Vídeos de primera
Alejandro Luque
Ya lo decíamos cuando reseñamos, unos meses atrás, el filme Budrus: las recurrentes imágenes de territorios ocupados palestinos, aun con toda su carga dramática, han llegado a hacerse habituales. Y la costumbre es lo contrario de la conmoción. Olivos ardiendo, muros que se desplazan, banderas que ondean en manos de niños, gases lacrimógenos, piedras contra vehículos blindados. Da igual que en aquel filme fuera la aldea cisjordana que le da título, y en esta la de Bil’in, al oeste de Ramala. El espectador tendrá la sensación de que todo eso ya lo ha visto, y al fin y al cabo hablamos del mismo territorio, ¿no?
Hay, pues, que buscar nuevos enfoques, reformular la narración de los hechos para hacerla de nuevo atractiva. Emad Burnat, codirector de 5 cámaras rotas junto al documentalista y profesor de cine israelí Guy Davidi, no tuvo que buscar mucho para encontarlo: el hilo narrativo de esta historia es su propia experiencia como amante de las videocámaras, a través de las cinco que fue perdiendo desde 2005.
Ése es, además, el año en que nace su hijo Gibreel Emad, a la vez que las excavadoras llegan a su pueblo para imponer asentamientos de colonos judíos y empiezan a formarse movimientos ciudadanos de resistencia. Obsesionado con grabarlo todo, incluso la intimidad doméstica, Emad ha tenido que escoger entre muchas miles de horas de filmación para lograr persuadirnos de que la historia de siempre es una historia única. Y todo porque las historias de siempre, los relatos de la tribu, se hacen con arquetipos, pero las personas de carne y hueso son otra cosa. Las que aparecen en la cinta tienen nombres y apellidos, aman a los suyos, sangran si les hieres. En los arquetipos nos reconocemos a nosotros mismos, en las personas asumimos al otro.
La atracción de Emad por la luz roja del Rec le llevó a ser periodista para cadenas como Al Jazeera, los canales 1, 2 y 10 de la televisión israelí, la Televisión Palestina y Reuters. Sin embargo, las imágenes de 5 cámaras rotas son producto de un género híbrido, donde el periodismo se cruza con el testimonio personal, el recuerdo de familia con el documento histórico.
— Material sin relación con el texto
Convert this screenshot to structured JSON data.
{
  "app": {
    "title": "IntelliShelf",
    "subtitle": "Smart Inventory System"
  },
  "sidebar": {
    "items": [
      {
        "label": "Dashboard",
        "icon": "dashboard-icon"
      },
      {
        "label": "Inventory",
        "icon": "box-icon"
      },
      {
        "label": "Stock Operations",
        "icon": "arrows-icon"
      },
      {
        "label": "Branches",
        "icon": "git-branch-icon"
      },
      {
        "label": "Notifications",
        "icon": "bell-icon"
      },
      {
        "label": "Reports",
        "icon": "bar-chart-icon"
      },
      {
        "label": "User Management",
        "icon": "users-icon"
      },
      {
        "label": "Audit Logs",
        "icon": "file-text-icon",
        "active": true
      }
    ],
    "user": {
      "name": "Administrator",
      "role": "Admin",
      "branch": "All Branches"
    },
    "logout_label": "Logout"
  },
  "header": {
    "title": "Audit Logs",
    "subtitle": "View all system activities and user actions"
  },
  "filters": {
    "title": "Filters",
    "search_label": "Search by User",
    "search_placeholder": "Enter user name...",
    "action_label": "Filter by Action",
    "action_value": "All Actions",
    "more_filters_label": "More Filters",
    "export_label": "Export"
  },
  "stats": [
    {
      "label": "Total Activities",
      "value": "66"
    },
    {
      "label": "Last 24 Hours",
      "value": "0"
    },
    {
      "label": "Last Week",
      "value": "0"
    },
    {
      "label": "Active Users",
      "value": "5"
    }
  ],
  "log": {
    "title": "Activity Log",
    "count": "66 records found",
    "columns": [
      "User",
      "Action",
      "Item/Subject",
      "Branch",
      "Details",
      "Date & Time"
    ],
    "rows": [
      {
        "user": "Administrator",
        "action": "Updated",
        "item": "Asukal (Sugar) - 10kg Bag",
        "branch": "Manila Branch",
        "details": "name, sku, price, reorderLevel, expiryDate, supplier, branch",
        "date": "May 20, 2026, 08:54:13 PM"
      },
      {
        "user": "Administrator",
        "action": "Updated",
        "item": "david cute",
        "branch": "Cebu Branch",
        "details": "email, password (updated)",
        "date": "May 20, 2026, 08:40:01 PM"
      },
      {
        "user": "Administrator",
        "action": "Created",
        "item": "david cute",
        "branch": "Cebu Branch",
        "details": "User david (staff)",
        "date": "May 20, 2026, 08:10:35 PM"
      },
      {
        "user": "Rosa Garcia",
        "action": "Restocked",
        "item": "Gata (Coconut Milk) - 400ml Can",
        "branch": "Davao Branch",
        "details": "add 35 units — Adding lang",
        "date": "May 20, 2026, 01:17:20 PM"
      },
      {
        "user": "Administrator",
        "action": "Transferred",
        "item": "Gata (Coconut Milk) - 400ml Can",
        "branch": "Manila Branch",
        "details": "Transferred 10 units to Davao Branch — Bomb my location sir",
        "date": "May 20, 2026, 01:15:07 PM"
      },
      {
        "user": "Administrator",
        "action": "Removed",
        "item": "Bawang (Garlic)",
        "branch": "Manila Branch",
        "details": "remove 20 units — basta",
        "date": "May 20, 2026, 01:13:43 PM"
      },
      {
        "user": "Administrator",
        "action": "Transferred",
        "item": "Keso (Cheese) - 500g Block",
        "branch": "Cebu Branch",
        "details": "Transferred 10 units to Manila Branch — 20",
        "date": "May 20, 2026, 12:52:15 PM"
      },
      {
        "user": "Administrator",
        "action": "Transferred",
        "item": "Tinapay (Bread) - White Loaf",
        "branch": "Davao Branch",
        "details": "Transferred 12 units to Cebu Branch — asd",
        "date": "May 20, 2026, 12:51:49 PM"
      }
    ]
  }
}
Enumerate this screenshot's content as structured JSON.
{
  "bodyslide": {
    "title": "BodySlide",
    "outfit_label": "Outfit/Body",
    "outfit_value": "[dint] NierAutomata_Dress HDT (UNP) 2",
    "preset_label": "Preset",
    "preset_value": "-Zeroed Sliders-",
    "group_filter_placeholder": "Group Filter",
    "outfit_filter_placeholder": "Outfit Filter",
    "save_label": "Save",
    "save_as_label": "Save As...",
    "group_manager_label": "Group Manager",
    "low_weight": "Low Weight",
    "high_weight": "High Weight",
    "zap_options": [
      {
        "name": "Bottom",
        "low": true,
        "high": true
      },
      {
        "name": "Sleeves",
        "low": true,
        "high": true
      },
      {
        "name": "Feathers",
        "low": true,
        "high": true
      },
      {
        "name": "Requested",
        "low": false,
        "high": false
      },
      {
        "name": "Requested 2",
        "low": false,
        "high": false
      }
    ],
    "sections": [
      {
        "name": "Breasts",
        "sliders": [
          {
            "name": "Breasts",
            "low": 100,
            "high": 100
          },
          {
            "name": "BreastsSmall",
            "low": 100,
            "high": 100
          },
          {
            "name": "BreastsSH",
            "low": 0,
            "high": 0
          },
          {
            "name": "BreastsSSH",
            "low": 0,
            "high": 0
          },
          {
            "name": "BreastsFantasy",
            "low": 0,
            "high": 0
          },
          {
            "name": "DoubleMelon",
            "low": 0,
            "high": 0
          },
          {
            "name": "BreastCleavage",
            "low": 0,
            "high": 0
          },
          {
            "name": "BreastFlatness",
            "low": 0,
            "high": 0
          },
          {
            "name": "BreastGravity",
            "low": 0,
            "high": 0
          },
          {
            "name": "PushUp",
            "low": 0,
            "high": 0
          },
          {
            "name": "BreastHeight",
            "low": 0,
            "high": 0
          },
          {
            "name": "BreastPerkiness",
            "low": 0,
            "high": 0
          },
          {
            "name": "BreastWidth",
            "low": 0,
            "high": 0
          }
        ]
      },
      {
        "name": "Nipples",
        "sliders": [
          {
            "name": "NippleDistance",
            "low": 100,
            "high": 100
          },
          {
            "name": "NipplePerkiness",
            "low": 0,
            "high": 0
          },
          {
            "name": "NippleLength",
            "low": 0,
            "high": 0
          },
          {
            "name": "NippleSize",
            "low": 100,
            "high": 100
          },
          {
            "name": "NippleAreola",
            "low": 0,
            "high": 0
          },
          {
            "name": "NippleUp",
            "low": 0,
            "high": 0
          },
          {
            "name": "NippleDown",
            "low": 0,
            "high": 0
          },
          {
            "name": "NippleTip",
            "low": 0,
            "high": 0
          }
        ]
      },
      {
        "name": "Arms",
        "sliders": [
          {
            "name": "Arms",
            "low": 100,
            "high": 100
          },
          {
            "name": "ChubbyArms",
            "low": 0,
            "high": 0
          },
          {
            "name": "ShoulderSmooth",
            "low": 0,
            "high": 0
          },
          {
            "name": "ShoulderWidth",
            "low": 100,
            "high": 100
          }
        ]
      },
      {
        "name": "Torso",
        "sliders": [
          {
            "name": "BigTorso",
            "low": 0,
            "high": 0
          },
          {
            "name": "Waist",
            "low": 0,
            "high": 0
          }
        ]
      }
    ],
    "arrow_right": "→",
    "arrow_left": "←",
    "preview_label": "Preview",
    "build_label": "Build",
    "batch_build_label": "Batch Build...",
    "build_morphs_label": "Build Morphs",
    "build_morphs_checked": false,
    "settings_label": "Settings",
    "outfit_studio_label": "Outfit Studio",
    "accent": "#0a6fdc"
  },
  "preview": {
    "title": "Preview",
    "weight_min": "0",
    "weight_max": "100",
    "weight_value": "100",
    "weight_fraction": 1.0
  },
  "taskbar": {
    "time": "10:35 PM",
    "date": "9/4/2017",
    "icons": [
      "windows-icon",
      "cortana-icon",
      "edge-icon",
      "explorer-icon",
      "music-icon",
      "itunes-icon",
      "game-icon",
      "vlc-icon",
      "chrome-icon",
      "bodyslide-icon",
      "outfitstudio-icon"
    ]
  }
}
Ese tipo al que se llevan preso puede ser el hermano del que graba; o el anciano que se arroja sobre el coche militar su padre; o el difunto al que van a enterrar, su mejor amigo. Emad no suelta la cámara. “A veces, sentía que la cámara me protegía”, dice en un pasaje de la película. Y así fue: uno de los aparatos rotos detuvo una bala israelí que le habría atravesado el cráneo. Pero, ¿de qué más nos protege una cámara? Sobre todo del olvido, de la manipulación de los hechos. Como sucede con la escritura y la fotografía, la imagen en movimiento nos invita a soñar que todo lo que queda registrado, de un modo u otro, se salva.
Una excelente película, premiada en Sundance, que además lo es evitando la estetización del drama colectivo, el perfeccionismo del cineasta al uso. Sin escatimarnos los desenfoques, los movimientos bruscos e incluso algunas tomas anodinas, Emad nos obliga a mirar a través de su objetivo. Y lo que se ve no gustará a casi nadie.